On its trial run the Aruba made 9.75 knots at 123 turns. Exactly the same was said of the trials of the Bandjermasin. In all probability one of these statements is false.

==== Sailing ====
Sambas and Palembang were said to pitch heavily. The Bandjermasin was said to sail only reasonably. The sailing characteristics of the Aruba were noted as: sails badly, rolls heavily, takes much water due to heavy sail plan and rigging, and has a heavy weather helm.

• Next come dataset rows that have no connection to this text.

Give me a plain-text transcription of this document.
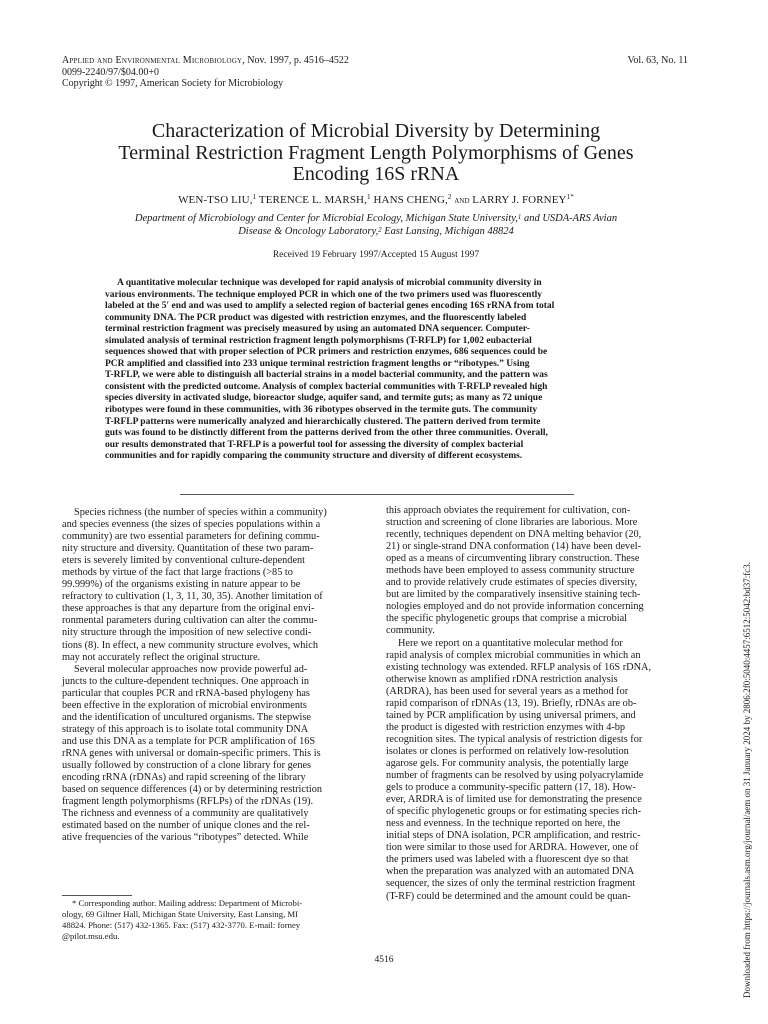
Applied and Environmental Microbiology, Nov. 1997, p. 4516–4522
0099-2240/97/$04.00+0
Copyright © 1997, American Society for Microbiology
Vol. 63, No. 11
Characterization of Microbial Diversity by Determining
Terminal Restriction Fragment Length Polymorphisms of Genes
Encoding 16S rRNA
WEN-TSO LIU,$^1$ TERENCE L. MARSH,$^1$ HANS CHENG,$^2$ and LARRY J. $FORNEY^{1*}$
Department of Microbiology and Center for Microbial Ecology, Michigan State University,$^1$ and USDA-ARS Avian
Disease & Oncology Laboratory,$^2$ East Lansing, Michigan 48824
Received 19 February 1997/Accepted 15 August 1997
A quantitative molecular technique was developed for rapid analysis of microbial community diversity in
various environments. The technique employed PCR in which one of the two primers used was fluorescently
labeled at the 5′ end and was used to amplify a selected region of bacterial genes encoding 16S rRNA from total
community DNA. The PCR product was digested with restriction enzymes, and the fluorescently labeled
terminal restriction fragment was precisely measured by using an automated DNA sequencer. Computer-
simulated analysis of terminal restriction fragment length polymorphisms (T-RFLP) for 1,002 eubacterial
sequences showed that with proper selection of PCR primers and restriction enzymes, 686 sequences could be
PCR amplified and classified into 233 unique terminal restriction fragment lengths or “ribotypes.” Using
T-RFLP, we were able to distinguish all bacterial strains in a model bacterial community, and the pattern was
consistent with the predicted outcome. Analysis of complex bacterial communities with T-RFLP revealed high
species diversity in activated sludge, bioreactor sludge, aquifer sand, and termite guts; as many as 72 unique
ribotypes were found in these communities, with 36 ribotypes observed in the termite guts. The community
T-RFLP patterns were numerically analyzed and hierarchically clustered. The pattern derived from termite
guts was found to be distinctly different from the patterns derived from the other three communities. Overall,
our results demonstrated that T-RFLP is a powerful tool for assessing the diversity of complex bacterial
communities and for rapidly comparing the community structure and diversity of different ecosystems.
Species richness (the number of species within a community)
and species evenness (the sizes of species populations within a
community) are two essential parameters for defining commu-
nity structure and diversity. Quantitation of these two param-
eters is severely limited by conventional culture-dependent
methods by virtue of the fact that large fractions (>85 to
99.999%) of the organisms existing in nature appear to be
refractory to cultivation (1, 3, 11, 30, 35). Another limitation of
these approaches is that any departure from the original envi-
ronmental parameters during cultivation can alter the commu-
nity structure through the imposition of new selective condi-
tions (8). In effect, a new community structure evolves, which
may not accurately reflect the original structure.
Several molecular approaches now provide powerful ad-
juncts to the culture-dependent techniques. One approach in
particular that couples PCR and rRNA-based phylogeny has
been effective in the exploration of microbial environments
and the identification of uncultured organisms. The stepwise
strategy of this approach is to isolate total community DNA
and use this DNA as a template for PCR amplification of 16S
rRNA genes with universal or domain-specific primers. This is
usually followed by construction of a clone library for genes
encoding rRNA (rDNAs) and rapid screening of the library
based on sequence differences (4) or by determining restriction
fragment length polymorphisms (RFLPs) of the rDNAs (19).
The richness and evenness of a community are qualitatively
estimated based on the number of unique clones and the rel-
ative frequencies of the various “ribotypes” detected. While
this approach obviates the requirement for cultivation, con-
struction and screening of clone libraries are laborious. More
recently, techniques dependent on DNA melting behavior (20,
21) or single-strand DNA conformation (14) have been devel-
oped as a means of circumventing library construction. These
methods have been employed to assess community structure
and to provide relatively crude estimates of species diversity,
but are limited by the comparatively insensitive staining tech-
nologies employed and do not provide information concerning
the specific phylogenetic groups that comprise a microbial
community.
Here we report on a quantitative molecular method for
rapid analysis of complex microbial communities in which an
existing technology was extended. RFLP analysis of 16S rDNA,
otherwise known as amplified rDNA restriction analysis
(ARDRA), has been used for several years as a method for
rapid comparison of rDNAs (13, 19). Briefly, rDNAs are ob-
tained by PCR amplification by using universal primers, and
the product is digested with restriction enzymes with 4-bp
recognition sites. The typical analysis of restriction digests for
isolates or clones is performed on relatively low-resolution
agarose gels. For community analysis, the potentially large
number of fragments can be resolved by using polyacrylamide
gels to produce a community-specific pattern (17, 18). How-
ever, ARDRA is of limited use for demonstrating the presence
of specific phylogenetic groups or for estimating species rich-
ness and evenness. In the technique reported on here, the
initial steps of DNA isolation, PCR amplification, and restric-
tion were similar to those used for ARDRA. However, one of
the primers used was labeled with a fluorescent dye so that
when the preparation was analyzed with an automated DNA
sequencer, the sizes of only the terminal restriction fragment
(T-RF) could be determined and the amount could be quan-
* Corresponding author. Mailing address: Department of Microbi-
ology, 69 Giltner Hall, Michigan State University, East Lansing, MI
48824. Phone: (517) 432-1365. Fax: (517) 432-3770. E-mail: forney
@pilot.msu.edu.
4516	Downloaded from https://journals.asm.org/journal/aem on 31 January 2024 by 2806:2f0:5040:4457:6512:5042:bd37:fc3.
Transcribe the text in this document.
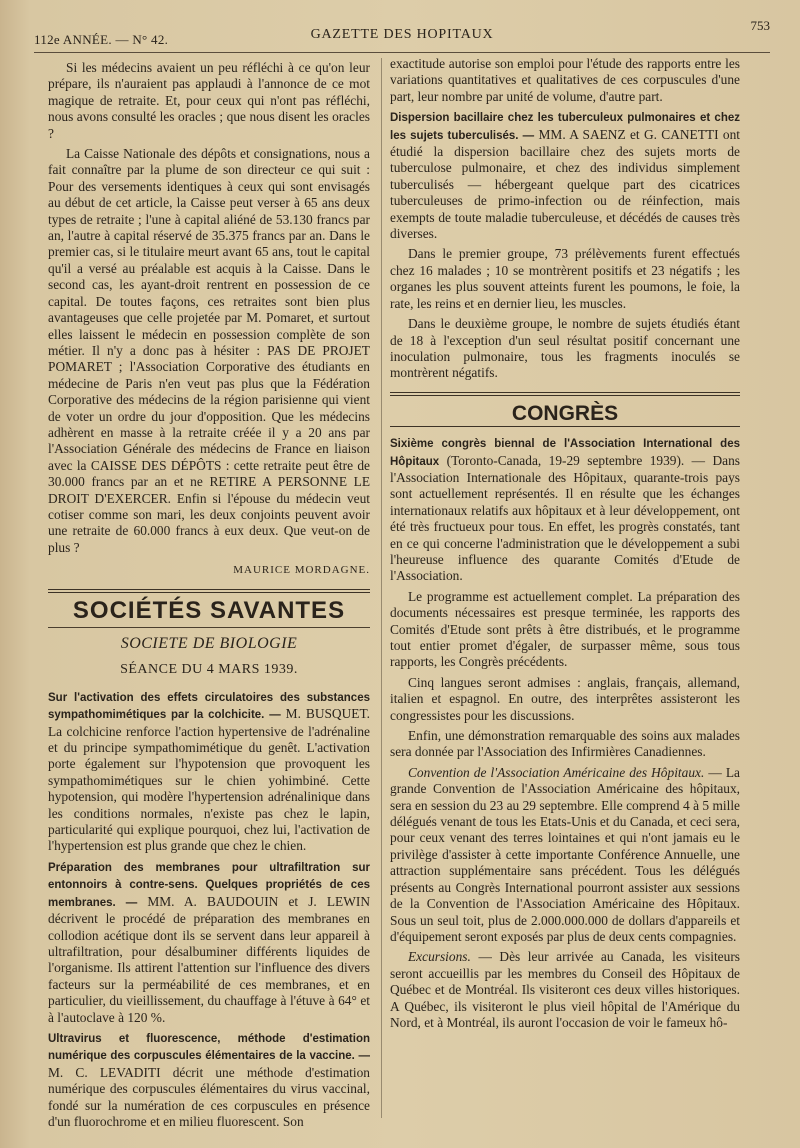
112e ANNÉE. — N° 42.	GAZETTE DES HOPITAUX
753

Si les médecins avaient un peu réfléchi à ce qu'on leur prépare, ils n'auraient pas applaudi à l'annonce de ce mot magique de retraite. Et, pour ceux qui n'ont pas réfléchi, nous avons consulté les oracles ; que nous disent les oracles ?

La Caisse Nationale des dépôts et consignations, nous a fait connaître par la plume de son directeur ce qui suit : Pour des versements identiques à ceux qui sont envisagés au début de cet article, la Caisse peut verser à 65 ans deux types de retraite ; l'une à capital aliéné de 53.130 francs par an, l'autre à capital réservé de 35.375 francs par an. Dans le premier cas, si le titulaire meurt avant 65 ans, tout le capital qu'il a versé au préalable est acquis à la Caisse. Dans le second cas, les ayant-droit rentrent en possession de ce capital. De toutes façons, ces retraites sont bien plus avantageuses que celle projetée par M. Pomaret, et surtout elles laissent le médecin en possession complète de son métier. Il n'y a donc pas à hésiter : PAS DE PROJET POMARET ; l'Association Corporative des étudiants en médecine de Paris n'en veut pas plus que la Fédération Corporative des médecins de la région parisienne qui vient de voter un ordre du jour d'opposition. Que les médecins adhèrent en masse à la retraite créée il y a 20 ans par l'Association Générale des médecins de France en liaison avec la CAISSE DES DÉPÔTS : cette retraite peut être de 30.000 francs par an et ne RETIRE A PERSONNE LE DROIT D'EXERCER. Enfin si l'épouse du médecin veut cotiser comme son mari, les deux conjoints peuvent avoir une retraite de 60.000 francs à eux deux. Que veut-on de plus ?

MAURICE MORDAGNE.
SOCIÉTÉS SAVANTES
SOCIETE DE BIOLOGIE
SÉANCE DU 4 MARS 1939.

Sur l'activation des effets circulatoires des substances sympathomimétiques par la colchicite. — M. BUSQUET. La colchicine renforce l'action hypertensive de l'adrénaline et du principe sympathomimétique du genêt. L'activation porte également sur l'hypotension que provoquent les sympathomimétiques sur le chien yohimbiné. Cette hypotension, qui modère l'hypertension adrénalinique dans les conditions normales, n'existe pas chez le lapin, particularité qui explique pourquoi, chez lui, l'activation de l'hypertension est plus grande que chez le chien.

Préparation des membranes pour ultrafiltration sur entonnoirs à contre-sens. Quelques propriétés de ces membranes. — MM. A. BAUDOUIN et J. LEWIN décrivent le procédé de préparation des membranes en collodion acétique dont ils se servent dans leur appareil à ultrafiltration, pour désalbuminer différents liquides de l'organisme. Ils attirent l'attention sur l'influence des divers facteurs sur la perméabilité de ces membranes, et en particulier, du vieillissement, du chauffage à l'étuve à 64° et à l'autoclave à 120 %.

Ultravirus et fluorescence, méthode d'estimation numérique des corpuscules élémentaires de la vaccine. — M. C. LEVADITI décrit une méthode d'estimation numérique des corpuscules élémentaires du virus vaccinal, fondé sur la numération de ces corpuscules en présence d'un fluorochrome et en milieu fluorescent. Son

exactitude autorise son emploi pour l'étude des rapports entre les variations quantitatives et qualitatives de ces corpuscules d'une part, leur nombre par unité de volume, d'autre part.

Dispersion bacillaire chez les tuberculeux pulmonaires et chez les sujets tuberculisés. — MM. A SAENZ et G. CANETTI ont étudié la dispersion bacillaire chez des sujets morts de tuberculose pulmonaire, et chez des individus simplement tuberculisés — hébergeant quelque part des cicatrices tuberculeuses de primo-infection ou de réinfection, mais exempts de toute maladie tuberculeuse, et décédés de causes très diverses.

Dans le premier groupe, 73 prélèvements furent effectués chez 16 malades ; 10 se montrèrent positifs et 23 négatifs ; les organes les plus souvent atteints furent les poumons, le foie, la rate, les reins et en dernier lieu, les muscles.

Dans le deuxième groupe, le nombre de sujets étudiés étant de 18 à l'exception d'un seul résultat positif concernant une inoculation pulmonaire, tous les fragments inoculés se montrèrent négatifs.

CONGRÈS

Sixième congrès biennal de l'Association International des Hôpitaux (Toronto-Canada, 19-29 septembre 1939). — Dans l'Association Internationale des Hôpitaux, quarante-trois pays sont actuellement représentés. Il en résulte que les échanges internationaux relatifs aux hôpitaux et à leur développement, ont été très fructueux pour tous. En effet, les progrès constatés, tant en ce qui concerne l'administration que le développement a subi l'heureuse influence des quarante Comités d'Etude de l'Association.

Le programme est actuellement complet. La préparation des documents nécessaires est presque terminée, les rapports des Comités d'Etude sont prêts à être distribués, et le programme tout entier promet d'égaler, de surpasser même, sous tous rapports, les Congrès précédents.

Cinq langues seront admises : anglais, français, allemand, italien et espagnol. En outre, des interprêtes assisteront les congressistes pour les discussions.

Enfin, une démonstration remarquable des soins aux malades sera donnée par l'Association des Infirmières Canadiennes.

Convention de l'Association Américaine des Hôpitaux. — La grande Convention de l'Association Américaine des hôpitaux, sera en session du 23 au 29 septembre. Elle comprend 4 à 5 mille délégués venant de tous les Etats-Unis et du Canada, et ceci sera, pour ceux venant des terres lointaines et qui n'ont jamais eu le privilège d'assister à cette importante Conférence Annuelle, une attraction supplémentaire sans précédent. Tous les délégués présents au Congrès International pourront assister aux sessions de la Convention de l'Association Américaine des Hôpitaux. Sous un seul toit, plus de 2.000.000.000 de dollars d'appareils et d'équipement seront exposés par plus de deux cents compagnies.

Excursions. — Dès leur arrivée au Canada, les visiteurs seront accueillis par les membres du Conseil des Hôpitaux de Québec et de Montréal. Ils visiteront ces deux villes historiques. A Québec, ils visiteront le plus vieil hôpital de l'Amérique du Nord, et à Montréal, ils auront l'occasion de voir le fameux hô-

The absence of a keel, and the 'rather full lines' mentioned above offer a logical explanation for the sailing characteristics.

=== Armament ===
The Bandjermasin and Pontianank each had a rifled muzzle loading gun of 18 cm and two 12 cm breach loaders. The Aruba had the same armament. Palembang and Sambas were also said to have an 18 cm gun.

== Ships in the class ==

=== Construction ===

| Name | Laid down | Launched | Commissioned | Fate | Principal | Built by |
|---|---|---|---|---|---|---|
| Pontianak | 29 July 1873 | 20 December 1873 | 25 May 1874 | Sold 18 April 1898 | Indies Military Navy | Koninklijke Fabriek |
| Aruba |  | 30 December 1873 | 16 January 1876 |  | Royal Netherlands Navy | Rijkswerf Amsterdam |
| Sambas | 12 July 1873 | 24 January 1874 | 10 May 1874 | Sold 1896 | Indies Military Navy | Fijenoord |
| Palembang | 5 August 1873 | 3 March 1874 | 16 June 1874 | Sold 1888 | Indies Military Navy | Fijenoord |
| Bandjermasin | 29 July 1873 | 7 March 1874 | 16 June 1874 | Sold 29 September 1894 | Indies Military Navy | Koninklijke Fabriek |

=== Arrival in the Indies ===
The Pontianak and Bandjermasin arrived at Aceh, East Indies on 11 September 1874 On their way to Aceh the Palembang and Sambas reached Galle on Sri Lanka on 30 September 1874. On 14 October 1874 the Palembang and Sambas were reported to have arrived at Aceh.